“È stato attaccato il K2 Motel e ci sono stati danni anche al Museo italiano sul K2. La struttura oggi è molto compromessa e probabilmente andrà ricostruita. Le autorità locali però ci hanno già assicurato supporto per rimettere tutto in piedi”. A parlare è Agostino Da Polenza, presidente dell’associazione EvK2CNR, tra i massimi conoscitori italiani del Pakistan e da decenni attivo nell’area del Karakorum con progetti scientifici, ambientali e di cooperazione internazionale.
Lo abbiamo contattato all’indomani della notizia degli scontri a Skardu, paese alle porte del Karakorum, per provare a capire cosa stia accadendo davvero nel Paese e quali possano essere le conseguenze per il mondo dell’alpinismo e delle spedizioni. EvK2CNR è un’associazione che da oltre trent’anni coordina attività scientifiche e progetti di sviluppo nelle regioni montane del Pakistan, in particolare nel Gilgit-Baltistan. Un osservatorio privilegiato, quindi, per leggere una situazione complessa come quella attuale.
Agostino, che Paese è oggi il Pakistan dal punto di vista geopolitico?

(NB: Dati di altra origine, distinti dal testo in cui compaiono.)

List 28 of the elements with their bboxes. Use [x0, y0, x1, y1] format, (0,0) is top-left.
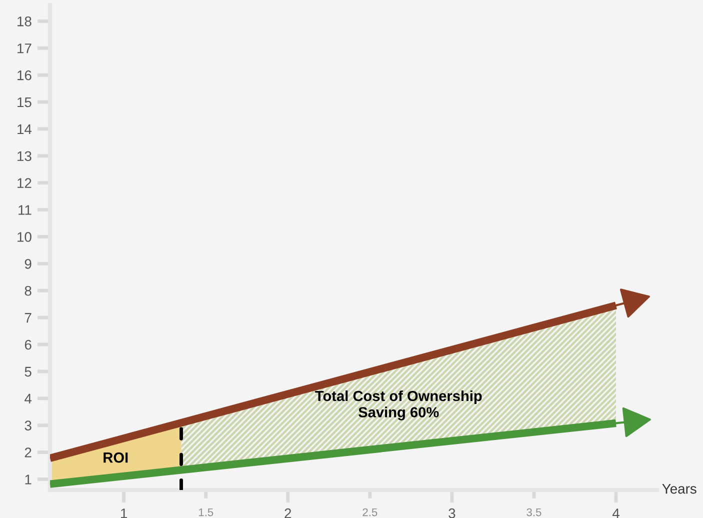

È un Paese estremamente complesso, che sta cercando di mantenere una posizione di equilibrio. Da un lato ha una componente sciita importante, intorno al 15-20% della popolazione, che guarda con interesse all’Iran. Dall’altro, negli ultimi anni ha cercato di posizionarsi come interlocutore moderato anche nei confronti dell’Occidente e dei Paesi del Golfo.
Quello del Pakistan è un equilibrio delicato, che si inserisce in un contesto internazionale sempre più instabile.
Quanto pesa il fatto che il Pakistan sia una potenza nucleare?
È un elemento centrale. Il Pakistan è l’unico grande Paese islamico dotato di armi nucleari, e questo bisogna tenerlo bene a mente. Da tempo ha questo ruolo e lo esercita anche come deterrente nell’area. Negli ultimi mesi, anche nei rapporti con l’Arabia Saudita (e con il medio oriente). Si è infatti tornati a parlare di un possibile rafforzamento degli accordi di difesa tra i due Paesi, una cooperazione storica, che alcuni leggono anche come una sorta di “ombrello” strategico pakistano per parte del Medio Oriente. Sono equilibri delicati che aiutano a capire il peso geopolitico del Pakistan oggi.
E sul fronte interno e regionale?
Esiste una situazione molto delicata lungo il confine con l’Afghanistan, a occidente. Parliamo di tensioni continue, con incursioni, attacchi e operazioni militari. Il Pakistan accusa gruppi armati legati all’area afghana di destabilizzare il proprio territorio e risponde con azioni anche oltre confine. È una situazione che va avanti da tempo e che periodicamente si riaccende. Un’instabilità che però resta circoscritta a specifiche aree.
In conclusione, questa situazione può avere conseguenze su viaggi e spedizioni?
Al momento direi di no. Non vedo un impatto diretto sul mondo dell’alpinismo o del turismo. Le spedizioni stanno andando avanti e anche noi stiamo organizzando attività per l’estate, tra fine giugno e luglio, nello Spantik. Certo, bisogna mettere in conto qualche complicazione in più sul fronte permessi e sicurezza, ma non la vedo come una grande novità.